ドメイン・コントローラでないWindowsマシンにだけパスワード同期モジュールをインストールすると、Windowsクライアントで行ったパスワードの変更は、そのWindowsマシンが持つローカル・アカウント・データベースにのみ反映される(ドメイン・ユーザー・アカウントは変更されない)。そして、同時にその変更がUNIX側へも通知される。
ドメイン・コントローラにインストールした場合は、ドメイン内の任意のWindowsクライアントで行ったパスワードの変更は、そのドメインのアカウント・データベース(Windows 2000の場合はActive Directory)に反映されると同時に、UNIX側へも通知される。なおこのような形態で利用する場合、Windows用のパスワード同期モジュールは、すべてのドメイン・コントローラにインストールする必要がある(NT 4.0の場合はPDCとすべてのBDCにインストールし、Windows 2000の場合はすべてのドメイン・コントローラにインストールする)。Windowsのドメイン環境では、ユーザーのパスワード変更がどのドメイン・コントローラで行われるかは決まっていないため(通常は、クライアントからのブロードキャストに一番早く応答したドメイン・コントローラで、認証やパスワードの変更などが行われる)、同期モジュールをインストールしていないドメイン・コントローラでパスワードが変更されてしまうと、それが正しくUNIX側へ伝わらないからである。

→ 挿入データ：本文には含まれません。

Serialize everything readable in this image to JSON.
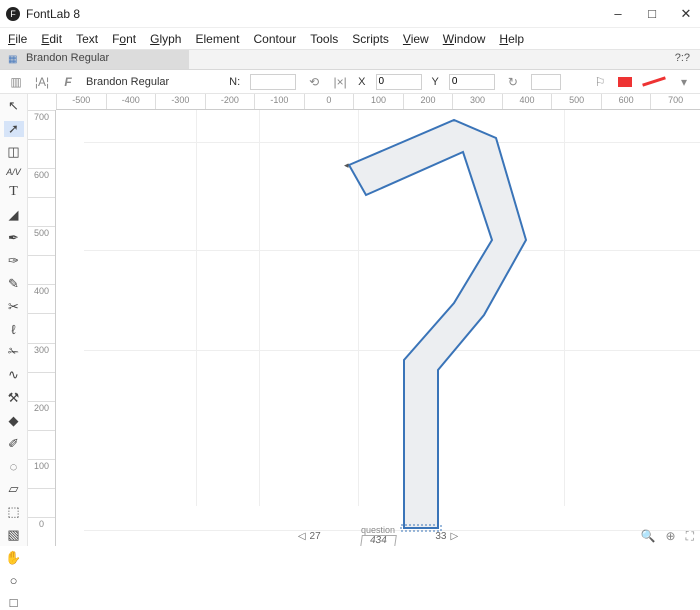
{
  "window": {
    "title": "FontLab 8"
  },
  "menu": {
    "file": "File",
    "edit": "Edit",
    "text": "Text",
    "font": "Font",
    "glyph": "Glyph",
    "element": "Element",
    "contour": "Contour",
    "tools": "Tools",
    "scripts": "Scripts",
    "view": "View",
    "window": "Window",
    "help": "Help"
  },
  "tab": {
    "label": "Brandon Regular",
    "info": "?:?"
  },
  "prop": {
    "font": "Brandon Regular",
    "n_label": "N:",
    "n_value": "",
    "x_label": "X",
    "x_value": "0",
    "y_label": "Y",
    "y_value": "0",
    "angle_value": ""
  },
  "ruler_h": [
    "-500",
    "-400",
    "-300",
    "-200",
    "-100",
    "0",
    "100",
    "200",
    "300",
    "400",
    "500",
    "600",
    "700"
  ],
  "ruler_v": [
    "700",
    "",
    "600",
    "",
    "500",
    "",
    "400",
    "",
    "300",
    "",
    "200",
    "",
    "100",
    "",
    "0"
  ],
  "footer": {
    "left_sb": "27",
    "glyph_name": "question",
    "advance": "434",
    "right_sb": "33"
  },
  "tools": [
    "arrow",
    "contour",
    "element-tool",
    "av",
    "text",
    "eraser",
    "pen",
    "rapid",
    "pencil",
    "knife",
    "brush",
    "scissors",
    "tangent",
    "hammer",
    "fill",
    "pen2",
    "dashed-circle",
    "ruler",
    "rect-sel",
    "guide",
    "hand",
    "ellipse",
    "rect"
  ],
  "icons": {
    "arrow": "▱",
    "contour": "➚",
    "element": "□",
    "av": "AV",
    "text": "T",
    "eraser": "▰",
    "pen": "✒",
    "rapid": "✎",
    "pencil": "✏",
    "knife": "✂",
    "brush": "❧",
    "scissors": "✁",
    "tangent": "∿",
    "hammer": "⚒",
    "fill": "◆",
    "pen2": "✐",
    "dashed": "◌",
    "ruler": "▯",
    "rectsel": "⬚",
    "guide": "▧",
    "hand": "✋",
    "ellipse": "○",
    "rect": "□",
    "min": "–",
    "max": "□",
    "close": "✕",
    "tri_l": "◁",
    "tri_r": "▷",
    "zoomin": "⊕",
    "zoomout": "⊖",
    "fit": "▦"
  }
}
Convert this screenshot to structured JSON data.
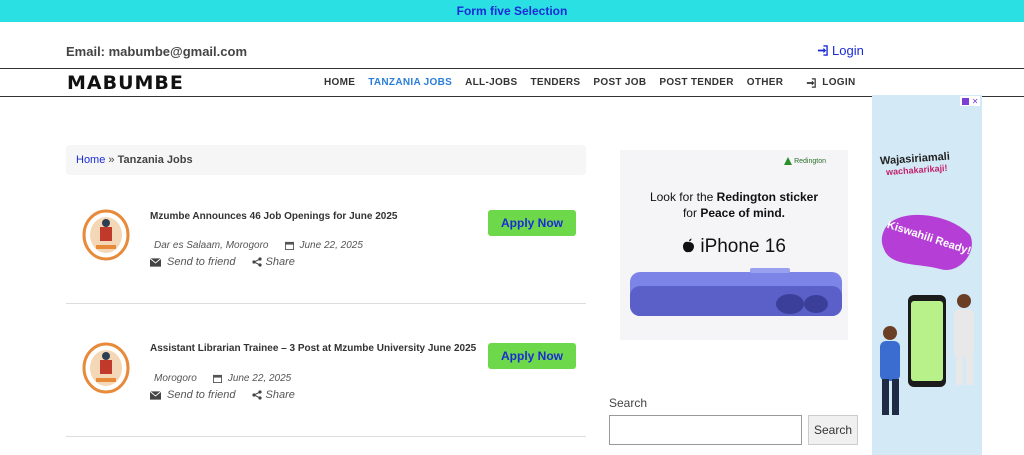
{
  "topbar": {
    "link": "Form five Selection"
  },
  "header": {
    "email": "Email: mabumbe@gmail.com",
    "login": "Login"
  },
  "nav": {
    "logo": "MABUMBE",
    "items": [
      "HOME",
      "TANZANIA JOBS",
      "ALL-JOBS",
      "TENDERS",
      "POST JOB",
      "POST TENDER",
      "OTHER"
    ],
    "active": "TANZANIA JOBS",
    "login": "LOGIN"
  },
  "breadcrumb": {
    "home": "Home",
    "sep": "»",
    "current": "Tanzania Jobs"
  },
  "jobs": [
    {
      "title": "Mzumbe Announces 46 Job Openings for June 2025",
      "location": "Dar es Salaam, Morogoro",
      "date": "June 22, 2025",
      "apply": "Apply Now",
      "send": "Send to friend",
      "share": "Share"
    },
    {
      "title": "Assistant Librarian Trainee – 3 Post at Mzumbe University June 2025",
      "location": "Morogoro",
      "date": "June 22, 2025",
      "apply": "Apply Now",
      "send": "Send to friend",
      "share": "Share"
    }
  ],
  "ad_mid": {
    "brand": "Redington",
    "line1_a": "Look for the ",
    "line1_b": "Redington sticker",
    "line2_a": "for ",
    "line2_b": "Peace of mind.",
    "product": "iPhone 16"
  },
  "search": {
    "label": "Search",
    "value": "",
    "button": "Search"
  },
  "ad_side": {
    "headline1": "Wajasiriamali",
    "headline2": "wachakarikaji!",
    "badge": "Kiswahili Ready!"
  },
  "colors": {
    "topbar": "#2ae0e3",
    "link": "#1a2bd6",
    "apply": "#6ed84b",
    "active_nav": "#2a7ed8"
  }
}
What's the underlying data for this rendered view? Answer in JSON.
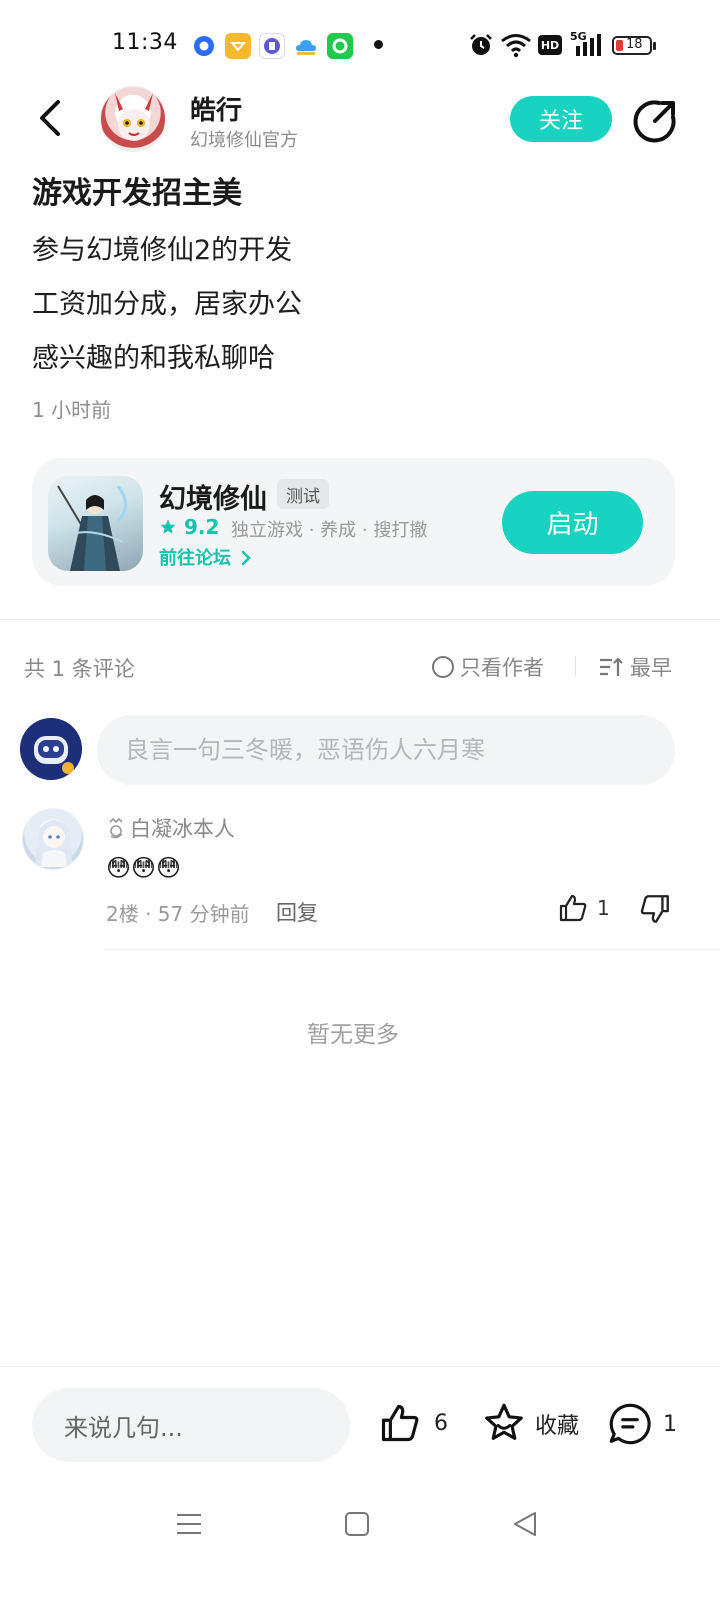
{
  "status_bar": {
    "time": "11:34",
    "battery": "18",
    "network": "5G",
    "hd_label": "HD",
    "app_icons": [
      "blue-circle-app-icon",
      "yellow-diamond-app-icon",
      "tie-app-icon",
      "cloud-app-icon",
      "green-ring-app-icon"
    ]
  },
  "header": {
    "author_name": "皓行",
    "author_subtitle": "幻境修仙官方",
    "follow_label": "关注"
  },
  "post": {
    "title": "游戏开发招主美",
    "lines": [
      "参与幻境修仙2的开发",
      "工资加分成，居家办公",
      "感兴趣的和我私聊哈"
    ],
    "time": "1 小时前"
  },
  "game_card": {
    "name": "幻境修仙",
    "tag": "测试",
    "rating": "9.2",
    "genres": "独立游戏 · 养成 · 搜打撤",
    "forum_link": "前往论坛",
    "launch_label": "启动"
  },
  "comments": {
    "count_label": "共 1 条评论",
    "author_only_label": "只看作者",
    "sort_label": "最早",
    "input_placeholder": "良言一句三冬暖，恶语伤人六月寒",
    "items": [
      {
        "user": "白凝冰本人",
        "content": "😳😳😳",
        "meta": "2楼 · 57 分钟前",
        "reply_label": "回复",
        "likes": "1"
      }
    ],
    "no_more": "暂无更多"
  },
  "bottom_bar": {
    "input_placeholder": "来说几句...",
    "like_count": "6",
    "favorite_label": "收藏",
    "comment_count": "1"
  },
  "colors": {
    "accent": "#19d3c1",
    "accent_text": "#16c2b0",
    "battery_low": "#e53935"
  }
}
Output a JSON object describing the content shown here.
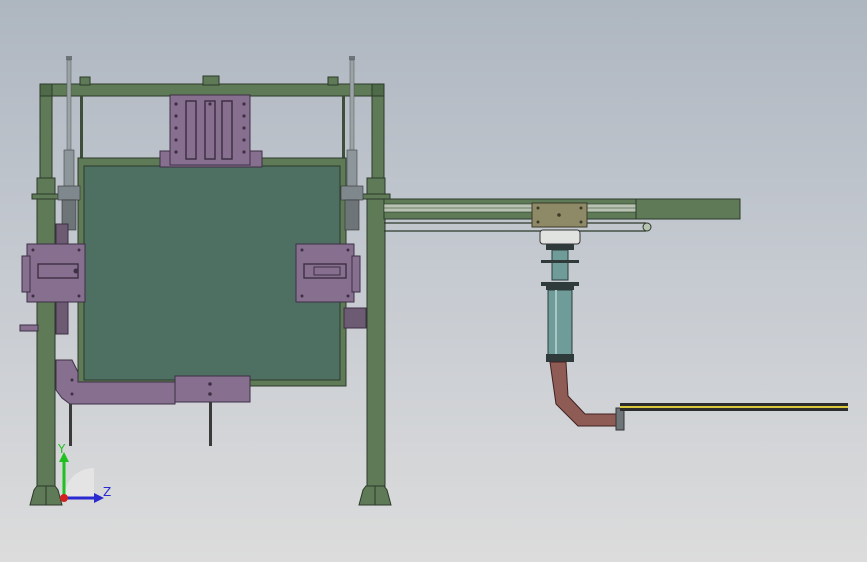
{
  "viewport": {
    "background_top": "#aeb6c0",
    "background_bottom": "#dcdcdc"
  },
  "colors": {
    "frame_green": "#5e7a56",
    "frame_edge": "#2c3a2a",
    "panel_teal": "#4d7063",
    "bracket_purple": "#87708f",
    "pipe_brown": "#8f5b55",
    "column_teal": "#6f9b98",
    "rod_gray": "#9aa3a6",
    "rail_yellow": "#d9c73c",
    "block_khaki": "#8e8a68"
  },
  "triad": {
    "y_label": "Y",
    "z_label": "Z",
    "y_color": "#21c021",
    "z_color": "#2a2ad0",
    "x_color": "#d02020"
  }
}
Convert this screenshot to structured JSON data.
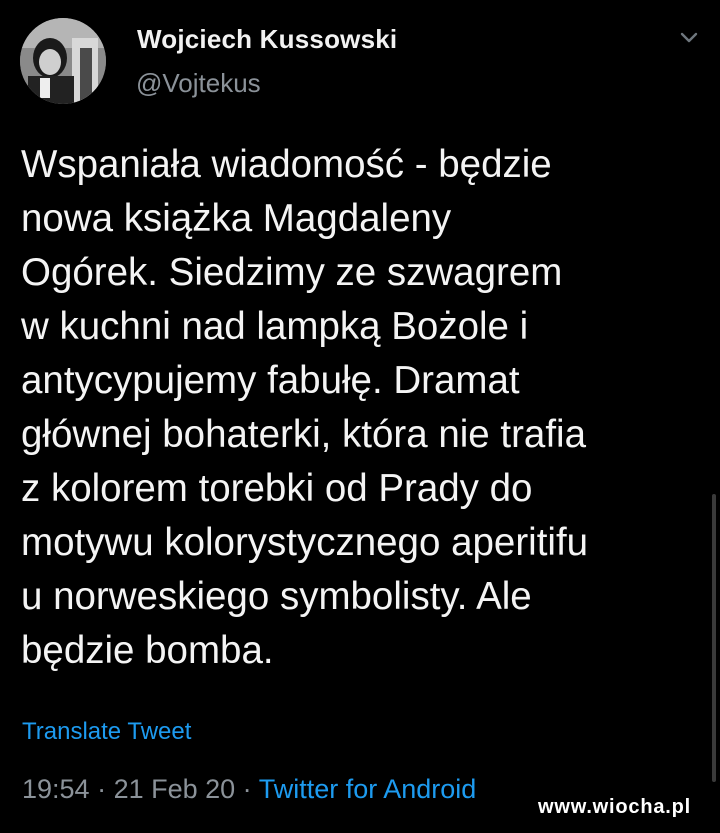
{
  "author": {
    "name": "Wojciech Kussowski",
    "handle": "@Vojtekus"
  },
  "tweet": {
    "lines": [
      "Wspaniała wiadomość - będzie",
      "nowa książka Magdaleny",
      "Ogórek. Siedzimy ze szwagrem",
      "w kuchni nad lampką Bożole i",
      "antycypujemy fabułę. Dramat",
      "głównej bohaterki, która nie trafia",
      "z kolorem torebki od Prady do",
      "motywu kolorystycznego aperitifu",
      "u norweskiego symbolisty. Ale",
      "będzie bomba."
    ],
    "translate_label": "Translate Tweet"
  },
  "meta": {
    "time": "19:54",
    "separator": " · ",
    "date": "21 Feb 20",
    "source": "Twitter for Android"
  },
  "watermark": "www.wiocha.pl",
  "icons": {
    "more": "chevron-down-icon",
    "avatar": "avatar"
  },
  "colors": {
    "background": "#000000",
    "text": "#f4f4f4",
    "secondary": "#8b9299",
    "link": "#1d9bf0"
  }
}
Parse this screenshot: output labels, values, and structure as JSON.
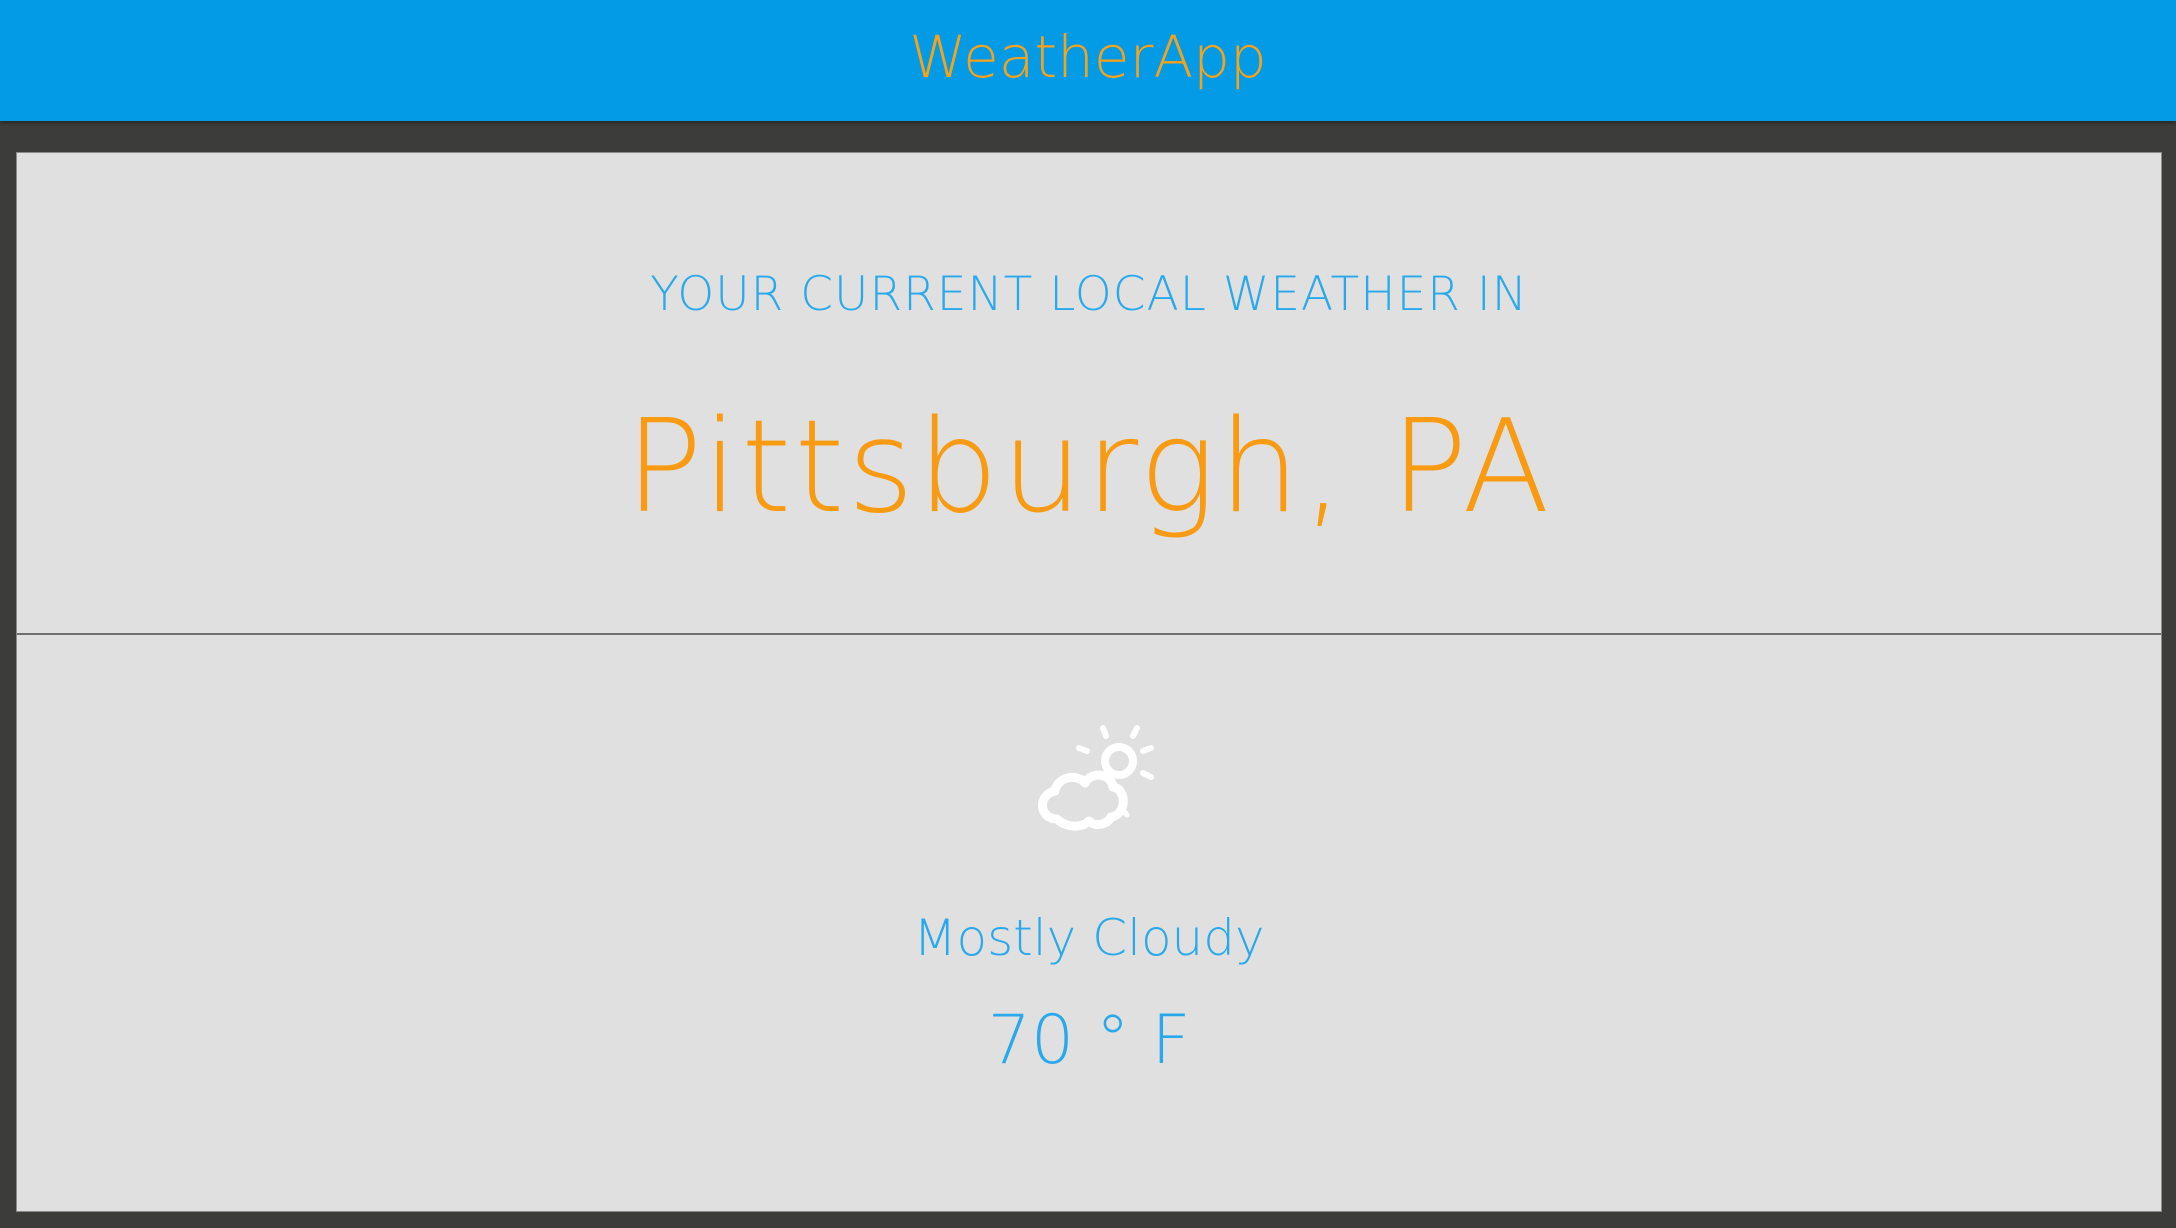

●UNIX側へのパスワード同期モジュールのインストール
Windows側からのパスワード変更を受け付けるためには、UNIX側にパスワード同期のためのデーモンssod(single sign-on
daemon。各UNIX用のモジュールがSFUのCD-ROMに含まれている)をインストールする必要がある。UNIX側でNISサービスを利用している場合は、NISのマスター・サーバにssodをインストールする。そうでない場合は、パスワード同期を利用したいUNIXマシンにssodをインストールする。
■UNIXからWindows側へのパスワード同期
この機能は先ほどとは逆に、UNIXクライアントで行ったパスワード変更を、Windows側へ自動的に通知して、Windowsサーバ側で管理しているユーザー名/パスワードを変更するためのものである。この機能をインストールしていない場合は、パスワード変更はWindows側でのみ行うようにするか、WindowsとUNIXの両方でいちいちパスワード変更を行う必要がある。
●UNIX側へのパスワード同期モジュールのインストール
UNIX側で行ったパスワード変更をWindows側へ通知するためには、同期させたい各UNIXクライアントに、パスワード同期のためのプラガブル認証モジュール(pam_sso.so。pamはユーザー認証のために用意されている機能のひとつ)をインストールする。
ある特定のUNIXクライアントにだけインストールした場合、UNIX側で行ったパスワードの変更は、そのローカルUNIXマシンのパスワード・データベースに反映されるとともに、Windows側へも通知される。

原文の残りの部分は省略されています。